Find the minimum value of y.
Attempt I found the $ \frac{dy}{d\theta} $and equated it to 0. However I found two solutions; $\cos \theta=1/2 $and $\cos \theta=-1$
$\cos \theta=1/2 $gives the correct value for y. Can somebody tell me what the second solution mean?
Relative extrema on polars occur where $\frac{dy}{d\theta} = 0$ and $\frac{dx}{d\theta} \neq 0$. This second part is important.

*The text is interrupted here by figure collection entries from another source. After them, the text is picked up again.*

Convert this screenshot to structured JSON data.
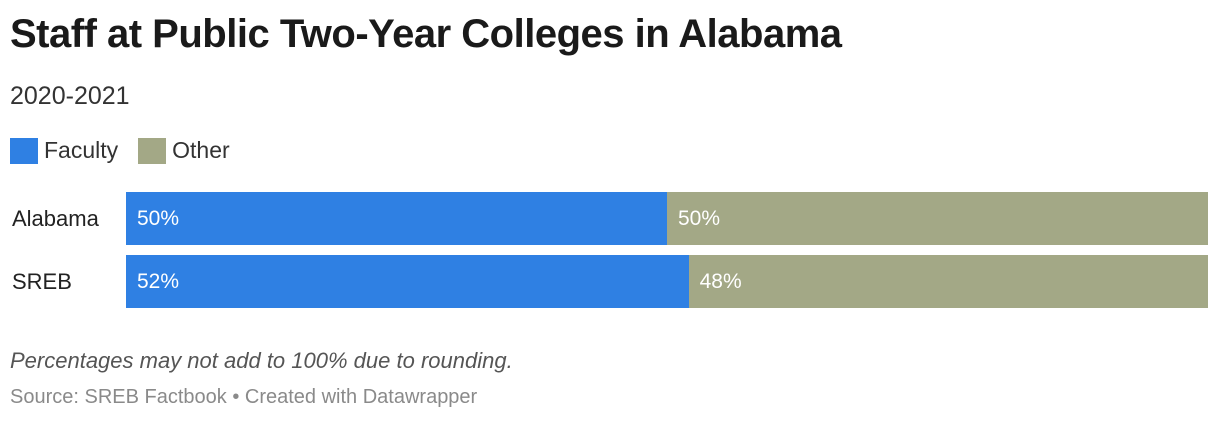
{
  "header": {
    "title": "Staff at Public Two-Year Colleges in Alabama",
    "subtitle": "2020-2021"
  },
  "legend": {
    "items": [
      {
        "label": "Faculty",
        "color": "#2f80e3"
      },
      {
        "label": "Other",
        "color": "#a3a886"
      }
    ]
  },
  "chart_data": {
    "type": "bar",
    "orientation": "horizontal",
    "stacked": true,
    "categories": [
      "Alabama",
      "SREB"
    ],
    "series": [
      {
        "name": "Faculty",
        "values": [
          50,
          52
        ],
        "labels": [
          "50%",
          "52%"
        ],
        "color": "#2f80e3"
      },
      {
        "name": "Other",
        "values": [
          50,
          48
        ],
        "labels": [
          "50%",
          "48%"
        ],
        "color": "#a3a886"
      }
    ],
    "xlim": [
      0,
      100
    ],
    "grid": false,
    "legend_position": "top-left"
  },
  "footer": {
    "note": "Percentages may not add to 100% due to rounding.",
    "source": "Source: SREB Factbook • Created with Datawrapper"
  }
}
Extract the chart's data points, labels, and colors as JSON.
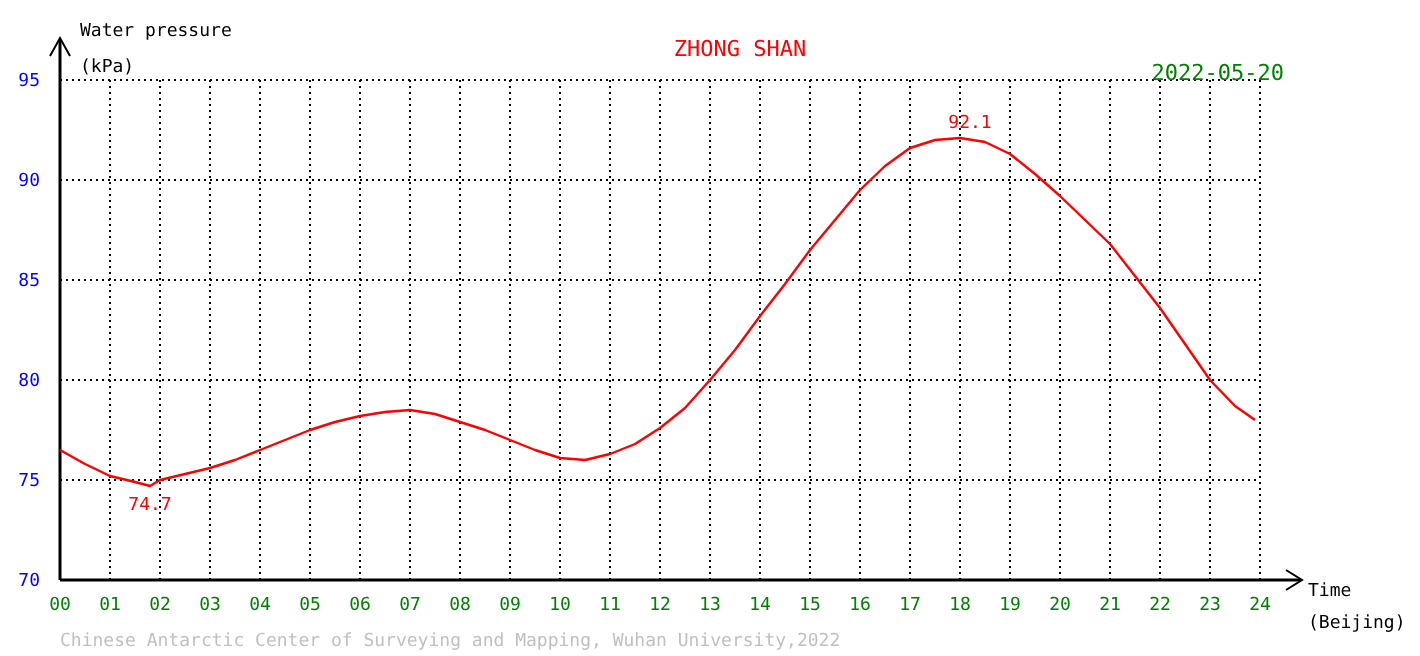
{
  "chart_data": {
    "type": "line",
    "title": "ZHONG SHAN",
    "subtitle": "2022-05-20",
    "xlabel": "Time (Beijing)",
    "ylabel": "Water pressure (kPa)",
    "xlim": [
      0,
      24
    ],
    "ylim": [
      70,
      95
    ],
    "xticks": [
      {
        "value": 0,
        "label": "00"
      },
      {
        "value": 1,
        "label": "01"
      },
      {
        "value": 2,
        "label": "02"
      },
      {
        "value": 3,
        "label": "03"
      },
      {
        "value": 4,
        "label": "04"
      },
      {
        "value": 5,
        "label": "05"
      },
      {
        "value": 6,
        "label": "06"
      },
      {
        "value": 7,
        "label": "07"
      },
      {
        "value": 8,
        "label": "08"
      },
      {
        "value": 9,
        "label": "09"
      },
      10,
      11,
      12,
      13,
      14,
      15,
      16,
      17,
      18,
      19,
      20,
      21,
      22,
      23,
      24
    ],
    "yticks": [
      70,
      75,
      80,
      85,
      90,
      95
    ],
    "grid": true,
    "marker": "none",
    "line_style": "solid",
    "x": [
      0,
      0.5,
      1,
      1.5,
      1.8,
      2,
      2.5,
      3,
      3.5,
      4,
      4.5,
      5,
      5.5,
      6,
      6.5,
      7,
      7.5,
      8,
      8.5,
      9,
      9.5,
      10,
      10.5,
      11,
      11.5,
      12,
      12.5,
      13,
      13.5,
      14,
      14.5,
      15,
      15.5,
      16,
      16.5,
      17,
      17.5,
      18,
      18.5,
      19,
      19.5,
      20,
      20.5,
      21,
      21.5,
      22,
      22.5,
      23,
      23.5,
      23.9
    ],
    "series": [
      {
        "color": "#ff0000",
        "values": [
          76.5,
          75.8,
          75.2,
          74.9,
          74.7,
          75.0,
          75.3,
          75.6,
          76.0,
          76.5,
          77.0,
          77.5,
          77.9,
          78.2,
          78.4,
          78.5,
          78.3,
          77.9,
          77.5,
          77.0,
          76.5,
          76.1,
          76.0,
          76.3,
          76.8,
          77.6,
          78.6,
          80.0,
          81.5,
          83.2,
          84.8,
          86.5,
          88.0,
          89.5,
          90.7,
          91.6,
          92.0,
          92.1,
          91.9,
          91.3,
          90.3,
          89.2,
          88.0,
          86.8,
          85.2,
          83.6,
          81.8,
          80.0,
          78.7,
          78.0
        ]
      }
    ],
    "annotations": [
      {
        "text": "74.7",
        "x": 1.8,
        "y": 74.7
      },
      {
        "text": "92.1",
        "x": 18.2,
        "y": 92.1
      },
      "Chinese Antarctic Center of Surveying and Mapping, Wuhan University,2022"
    ]
  }
}
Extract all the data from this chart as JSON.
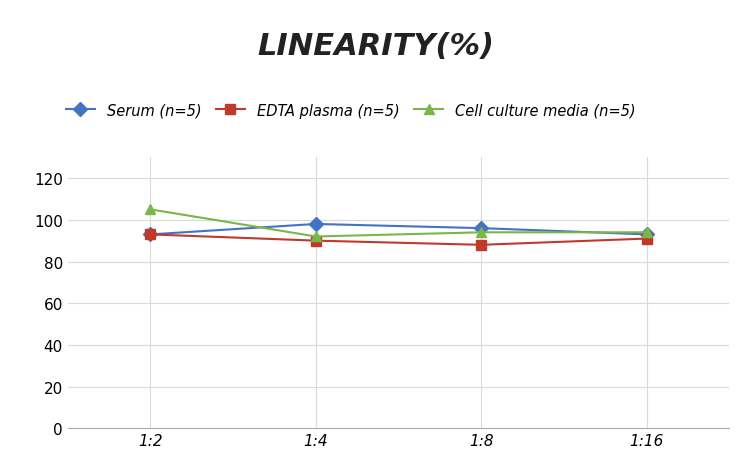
{
  "title": "LINEARITY(%)",
  "title_fontsize": 22,
  "x_labels": [
    "1:2",
    "1:4",
    "1:8",
    "1:16"
  ],
  "x_positions": [
    0,
    1,
    2,
    3
  ],
  "series": [
    {
      "label": "Serum (n=5)",
      "values": [
        93,
        98,
        96,
        93
      ],
      "color": "#4472C4",
      "marker": "D",
      "linewidth": 1.5
    },
    {
      "label": "EDTA plasma (n=5)",
      "values": [
        93,
        90,
        88,
        91
      ],
      "color": "#C0392B",
      "marker": "s",
      "linewidth": 1.5
    },
    {
      "label": "Cell culture media (n=5)",
      "values": [
        105,
        92,
        94,
        94
      ],
      "color": "#7AB648",
      "marker": "^",
      "linewidth": 1.5
    }
  ],
  "ylim": [
    0,
    130
  ],
  "yticks": [
    0,
    20,
    40,
    60,
    80,
    100,
    120
  ],
  "grid_color": "#D9D9D9",
  "background_color": "#FFFFFF",
  "legend_fontsize": 10.5,
  "tick_fontsize": 11
}
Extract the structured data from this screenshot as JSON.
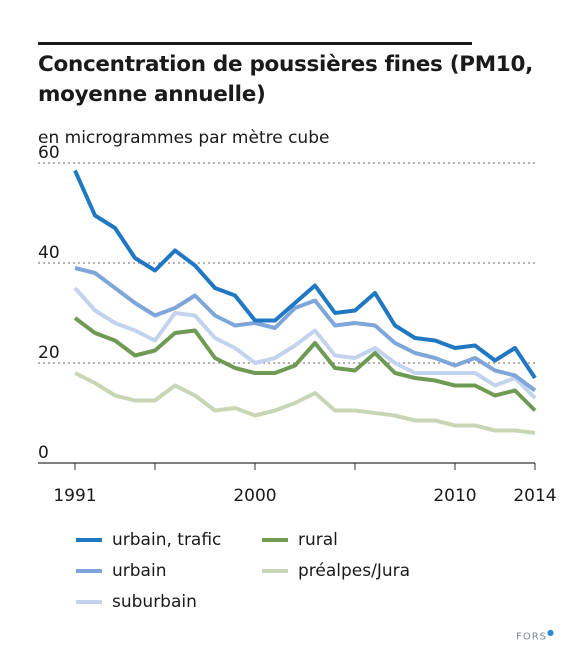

Think about where extrema occur when $y$ is a function of $x$ ($y(x)$ - "a normal equation"). Extrema occur where $\frac{dy}{dx} = 0$ . Now note that $\frac{dy}{dx} = \frac{\frac{dy}{d\theta}}{\frac{dx}{d\theta}}$, which is zero when the numerator ($\frac{dy}{d\theta}$) is zero and is undefined when the denominator ($\frac{dx}{d\theta}$) is zero.
In your question $\frac{dx}{d\theta} = \frac{dr}{d\theta}\cos(\theta) - r \sin(\theta)$, which is zero at $\theta = \pi$ so not the location of a min.